Concepts such as entropy and cross-entropy arise naturally in this setting. Entropy measures uncertainty, while cross-entropy measures how well one distribution represents another. Minimizing cross-entropy encourages the model to assign high probability to the observed data.
A closely related quantity is the Kullback–Leibler (KL) divergence, which measures how much information is lost when one distribution is used to approximate another. Many common training objectives can be interpreted as minimizing a KL divergence, even when this connection is not stated explicitly.
Additional Mathematics
In addition to the core areas discussed above, several mathematical perspectives play an important role in DL. While they may not always appear as standalone topics or require extensive formal development, they shape how models are designed, trained, and evaluated. These ideas recur across many DL settings and deserve explicit attention, even when they are introduced briefly.
Statistics enters DL through the fact that models are trained on finite samples rather than full data-generating processes. Concepts such as generalization, overfitting, and the bias–variance tradeoff describe the structural limits of what can be learned from data and how model complexity interacts with sample size and noise. These considerations shape how results should be interpreted, how sensitive conclusions are to data variation, and how confidently performance can be expected to transfer beyond the observed sample.
Optimization theory addresses a small set of practical questions that arise once a loss function is defined. Given a highly non-convex objective with millions of parameters, how can it be minimized efficiently, and why do simple gradient-based methods work at all? How do learning rates, momentum, adaptive updates, and noise from minibatching affect training behavior? Rather than providing exact convergence proofs, optimization theory offers guidance on training stability, speed, and failure modes.
Geometry treats representations, parameters, and activations as points in high-dimensional spaces. Distances and angles define similarity, with measures such as cosine similarity capturing directional alignment between representations. Optimization itself is a geometric process, moving parameters across a loss surface whose local curvature influences learning speed and stability. Geometric intuition about distances, neighborhoods, and curvature helps explain why certain architectures, losses, and similarity measures are effective in practice.

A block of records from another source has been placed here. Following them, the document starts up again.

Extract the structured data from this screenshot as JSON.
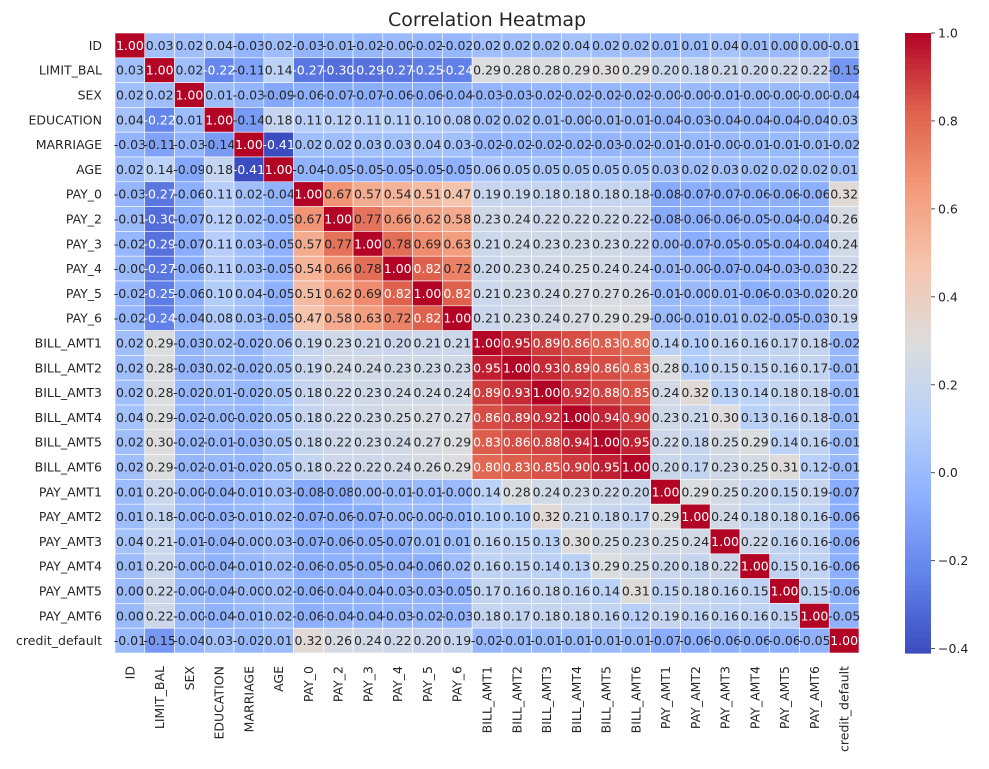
{
  "chart_data": {
    "type": "heatmap",
    "title": "Correlation Heatmap",
    "xlabel": "",
    "ylabel": "",
    "labels": [
      "ID",
      "LIMIT_BAL",
      "SEX",
      "EDUCATION",
      "MARRIAGE",
      "AGE",
      "PAY_0",
      "PAY_2",
      "PAY_3",
      "PAY_4",
      "PAY_5",
      "PAY_6",
      "BILL_AMT1",
      "BILL_AMT2",
      "BILL_AMT3",
      "BILL_AMT4",
      "BILL_AMT5",
      "BILL_AMT6",
      "PAY_AMT1",
      "PAY_AMT2",
      "PAY_AMT3",
      "PAY_AMT4",
      "PAY_AMT5",
      "PAY_AMT6",
      "credit_default"
    ],
    "cell_labels": [
      [
        "1.00",
        "0.03",
        "0.02",
        "0.04",
        "-0.03",
        "0.02",
        "-0.03",
        "-0.01",
        "-0.02",
        "-0.00",
        "-0.02",
        "-0.02",
        "0.02",
        "0.02",
        "0.02",
        "0.04",
        "0.02",
        "0.02",
        "0.01",
        "0.01",
        "0.04",
        "0.01",
        "0.00",
        "0.00",
        "-0.01"
      ],
      [
        "0.03",
        "1.00",
        "0.02",
        "-0.22",
        "-0.11",
        "0.14",
        "-0.27",
        "-0.30",
        "-0.29",
        "-0.27",
        "-0.25",
        "-0.24",
        "0.29",
        "0.28",
        "0.28",
        "0.29",
        "0.30",
        "0.29",
        "0.20",
        "0.18",
        "0.21",
        "0.20",
        "0.22",
        "0.22",
        "-0.15"
      ],
      [
        "0.02",
        "0.02",
        "1.00",
        "0.01",
        "-0.03",
        "-0.09",
        "-0.06",
        "-0.07",
        "-0.07",
        "-0.06",
        "-0.06",
        "-0.04",
        "-0.03",
        "-0.03",
        "-0.02",
        "-0.02",
        "-0.02",
        "-0.02",
        "-0.00",
        "-0.00",
        "-0.01",
        "-0.00",
        "-0.00",
        "-0.00",
        "-0.04"
      ],
      [
        "0.04",
        "-0.22",
        "0.01",
        "1.00",
        "-0.14",
        "0.18",
        "0.11",
        "0.12",
        "0.11",
        "0.11",
        "0.10",
        "0.08",
        "0.02",
        "0.02",
        "0.01",
        "-0.00",
        "-0.01",
        "-0.01",
        "-0.04",
        "-0.03",
        "-0.04",
        "-0.04",
        "-0.04",
        "-0.04",
        "0.03"
      ],
      [
        "-0.03",
        "-0.11",
        "-0.03",
        "-0.14",
        "1.00",
        "-0.41",
        "0.02",
        "0.02",
        "0.03",
        "0.03",
        "0.04",
        "0.03",
        "-0.02",
        "-0.02",
        "-0.02",
        "-0.02",
        "-0.03",
        "-0.02",
        "-0.01",
        "-0.01",
        "-0.00",
        "-0.01",
        "-0.01",
        "-0.01",
        "-0.02"
      ],
      [
        "0.02",
        "0.14",
        "-0.09",
        "0.18",
        "-0.41",
        "1.00",
        "-0.04",
        "-0.05",
        "-0.05",
        "-0.05",
        "-0.05",
        "-0.05",
        "0.06",
        "0.05",
        "0.05",
        "0.05",
        "0.05",
        "0.05",
        "0.03",
        "0.02",
        "0.03",
        "0.02",
        "0.02",
        "0.02",
        "0.01"
      ],
      [
        "-0.03",
        "-0.27",
        "-0.06",
        "0.11",
        "0.02",
        "-0.04",
        "1.00",
        "0.67",
        "0.57",
        "0.54",
        "0.51",
        "0.47",
        "0.19",
        "0.19",
        "0.18",
        "0.18",
        "0.18",
        "0.18",
        "-0.08",
        "-0.07",
        "-0.07",
        "-0.06",
        "-0.06",
        "-0.06",
        "0.32"
      ],
      [
        "-0.01",
        "-0.30",
        "-0.07",
        "0.12",
        "0.02",
        "-0.05",
        "0.67",
        "1.00",
        "0.77",
        "0.66",
        "0.62",
        "0.58",
        "0.23",
        "0.24",
        "0.22",
        "0.22",
        "0.22",
        "0.22",
        "-0.08",
        "-0.06",
        "-0.06",
        "-0.05",
        "-0.04",
        "-0.04",
        "0.26"
      ],
      [
        "-0.02",
        "-0.29",
        "-0.07",
        "0.11",
        "0.03",
        "-0.05",
        "0.57",
        "0.77",
        "1.00",
        "0.78",
        "0.69",
        "0.63",
        "0.21",
        "0.24",
        "0.23",
        "0.23",
        "0.23",
        "0.22",
        "0.00",
        "-0.07",
        "-0.05",
        "-0.05",
        "-0.04",
        "-0.04",
        "0.24"
      ],
      [
        "-0.00",
        "-0.27",
        "-0.06",
        "0.11",
        "0.03",
        "-0.05",
        "0.54",
        "0.66",
        "0.78",
        "1.00",
        "0.82",
        "0.72",
        "0.20",
        "0.23",
        "0.24",
        "0.25",
        "0.24",
        "0.24",
        "-0.01",
        "-0.00",
        "-0.07",
        "-0.04",
        "-0.03",
        "-0.03",
        "0.22"
      ],
      [
        "-0.02",
        "-0.25",
        "-0.06",
        "0.10",
        "0.04",
        "-0.05",
        "0.51",
        "0.62",
        "0.69",
        "0.82",
        "1.00",
        "0.82",
        "0.21",
        "0.23",
        "0.24",
        "0.27",
        "0.27",
        "0.26",
        "-0.01",
        "-0.00",
        "0.01",
        "-0.06",
        "-0.03",
        "-0.02",
        "0.20"
      ],
      [
        "-0.02",
        "-0.24",
        "-0.04",
        "0.08",
        "0.03",
        "-0.05",
        "0.47",
        "0.58",
        "0.63",
        "0.72",
        "0.82",
        "1.00",
        "0.21",
        "0.23",
        "0.24",
        "0.27",
        "0.29",
        "0.29",
        "-0.00",
        "-0.01",
        "0.01",
        "0.02",
        "-0.05",
        "-0.03",
        "0.19"
      ],
      [
        "0.02",
        "0.29",
        "-0.03",
        "0.02",
        "-0.02",
        "0.06",
        "0.19",
        "0.23",
        "0.21",
        "0.20",
        "0.21",
        "0.21",
        "1.00",
        "0.95",
        "0.89",
        "0.86",
        "0.83",
        "0.80",
        "0.14",
        "0.10",
        "0.16",
        "0.16",
        "0.17",
        "0.18",
        "-0.02"
      ],
      [
        "0.02",
        "0.28",
        "-0.03",
        "0.02",
        "-0.02",
        "0.05",
        "0.19",
        "0.24",
        "0.24",
        "0.23",
        "0.23",
        "0.23",
        "0.95",
        "1.00",
        "0.93",
        "0.89",
        "0.86",
        "0.83",
        "0.28",
        "0.10",
        "0.15",
        "0.15",
        "0.16",
        "0.17",
        "-0.01"
      ],
      [
        "0.02",
        "0.28",
        "-0.02",
        "0.01",
        "-0.02",
        "0.05",
        "0.18",
        "0.22",
        "0.23",
        "0.24",
        "0.24",
        "0.24",
        "0.89",
        "0.93",
        "1.00",
        "0.92",
        "0.88",
        "0.85",
        "0.24",
        "0.32",
        "0.13",
        "0.14",
        "0.18",
        "0.18",
        "-0.01"
      ],
      [
        "0.04",
        "0.29",
        "-0.02",
        "-0.00",
        "-0.02",
        "0.05",
        "0.18",
        "0.22",
        "0.23",
        "0.25",
        "0.27",
        "0.27",
        "0.86",
        "0.89",
        "0.92",
        "1.00",
        "0.94",
        "0.90",
        "0.23",
        "0.21",
        "0.30",
        "0.13",
        "0.16",
        "0.18",
        "-0.01"
      ],
      [
        "0.02",
        "0.30",
        "-0.02",
        "-0.01",
        "-0.03",
        "0.05",
        "0.18",
        "0.22",
        "0.23",
        "0.24",
        "0.27",
        "0.29",
        "0.83",
        "0.86",
        "0.88",
        "0.94",
        "1.00",
        "0.95",
        "0.22",
        "0.18",
        "0.25",
        "0.29",
        "0.14",
        "0.16",
        "-0.01"
      ],
      [
        "0.02",
        "0.29",
        "-0.02",
        "-0.01",
        "-0.02",
        "0.05",
        "0.18",
        "0.22",
        "0.22",
        "0.24",
        "0.26",
        "0.29",
        "0.80",
        "0.83",
        "0.85",
        "0.90",
        "0.95",
        "1.00",
        "0.20",
        "0.17",
        "0.23",
        "0.25",
        "0.31",
        "0.12",
        "-0.01"
      ],
      [
        "0.01",
        "0.20",
        "-0.00",
        "-0.04",
        "-0.01",
        "0.03",
        "-0.08",
        "-0.08",
        "0.00",
        "-0.01",
        "-0.01",
        "-0.00",
        "0.14",
        "0.28",
        "0.24",
        "0.23",
        "0.22",
        "0.20",
        "1.00",
        "0.29",
        "0.25",
        "0.20",
        "0.15",
        "0.19",
        "-0.07"
      ],
      [
        "0.01",
        "0.18",
        "-0.00",
        "-0.03",
        "-0.01",
        "0.02",
        "-0.07",
        "-0.06",
        "-0.07",
        "-0.00",
        "-0.00",
        "-0.01",
        "0.10",
        "0.10",
        "0.32",
        "0.21",
        "0.18",
        "0.17",
        "0.29",
        "1.00",
        "0.24",
        "0.18",
        "0.18",
        "0.16",
        "-0.06"
      ],
      [
        "0.04",
        "0.21",
        "-0.01",
        "-0.04",
        "-0.00",
        "0.03",
        "-0.07",
        "-0.06",
        "-0.05",
        "-0.07",
        "0.01",
        "0.01",
        "0.16",
        "0.15",
        "0.13",
        "0.30",
        "0.25",
        "0.23",
        "0.25",
        "0.24",
        "1.00",
        "0.22",
        "0.16",
        "0.16",
        "-0.06"
      ],
      [
        "0.01",
        "0.20",
        "-0.00",
        "-0.04",
        "-0.01",
        "0.02",
        "-0.06",
        "-0.05",
        "-0.05",
        "-0.04",
        "-0.06",
        "0.02",
        "0.16",
        "0.15",
        "0.14",
        "0.13",
        "0.29",
        "0.25",
        "0.20",
        "0.18",
        "0.22",
        "1.00",
        "0.15",
        "0.16",
        "-0.06"
      ],
      [
        "0.00",
        "0.22",
        "-0.00",
        "-0.04",
        "-0.00",
        "0.02",
        "-0.06",
        "-0.04",
        "-0.04",
        "-0.03",
        "-0.03",
        "-0.05",
        "0.17",
        "0.16",
        "0.18",
        "0.16",
        "0.14",
        "0.31",
        "0.15",
        "0.18",
        "0.16",
        "0.15",
        "1.00",
        "0.15",
        "-0.06"
      ],
      [
        "0.00",
        "0.22",
        "-0.00",
        "-0.04",
        "-0.01",
        "0.02",
        "-0.06",
        "-0.04",
        "-0.04",
        "-0.03",
        "-0.02",
        "-0.03",
        "0.18",
        "0.17",
        "0.18",
        "0.18",
        "0.16",
        "0.12",
        "0.19",
        "0.16",
        "0.16",
        "0.16",
        "0.15",
        "1.00",
        "-0.05"
      ],
      [
        "-0.01",
        "-0.15",
        "-0.04",
        "0.03",
        "-0.02",
        "0.01",
        "0.32",
        "0.26",
        "0.24",
        "0.22",
        "0.20",
        "0.19",
        "-0.02",
        "-0.01",
        "-0.01",
        "-0.01",
        "-0.01",
        "-0.01",
        "-0.07",
        "-0.06",
        "-0.06",
        "-0.06",
        "-0.06",
        "-0.05",
        "1.00"
      ]
    ],
    "colormap": "coolwarm",
    "vmin": -0.41,
    "vmax": 1.0,
    "colorbar_ticks": [
      "1.0",
      "0.8",
      "0.6",
      "0.4",
      "0.2",
      "0.0",
      "−0.2",
      "−0.4"
    ],
    "annotations_shown": true,
    "grid_lines": true
  }
}
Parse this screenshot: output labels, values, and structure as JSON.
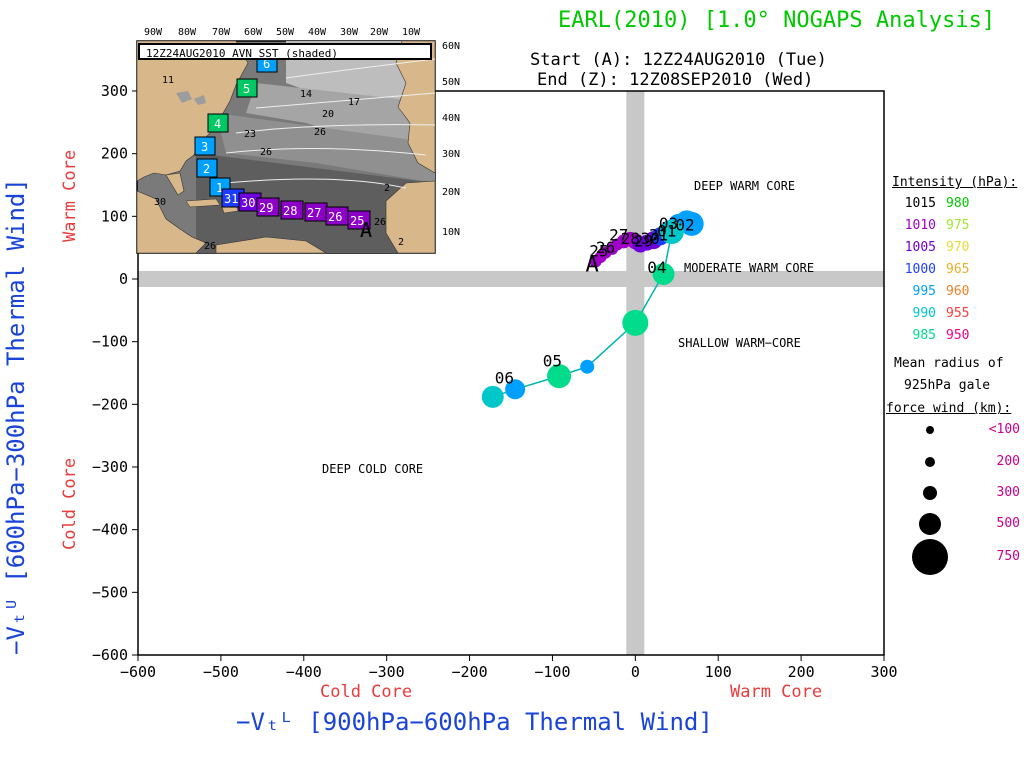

Graph theory becomes relevant whenever data is structured by relations rather than simple vectors. In graph neural networks (GNNs), data is represented as nodes and edges, and learning depends directly on graph connectivity. Related ideas also appear more broadly in message passing, relational reasoning, and attention mechanisms applied to structured inputs.
Numerical computation and stability constrain how DL models are implemented. Because training relies on finite-precision arithmetic, issues such as overflow, underflow, and loss of precision directly influence model behavior. Many standard techniques in DL—such as normalization layers, carefully designed loss functions, and specific activation choices—exist primarily to ensure stable and reliable computation.
Together, these perspectives complement the core mathematical foundations and connect them to practical modeling, training, and evaluation. They do not replace the core framework, but they shape how it is applied and understood in real-world deep learning systems.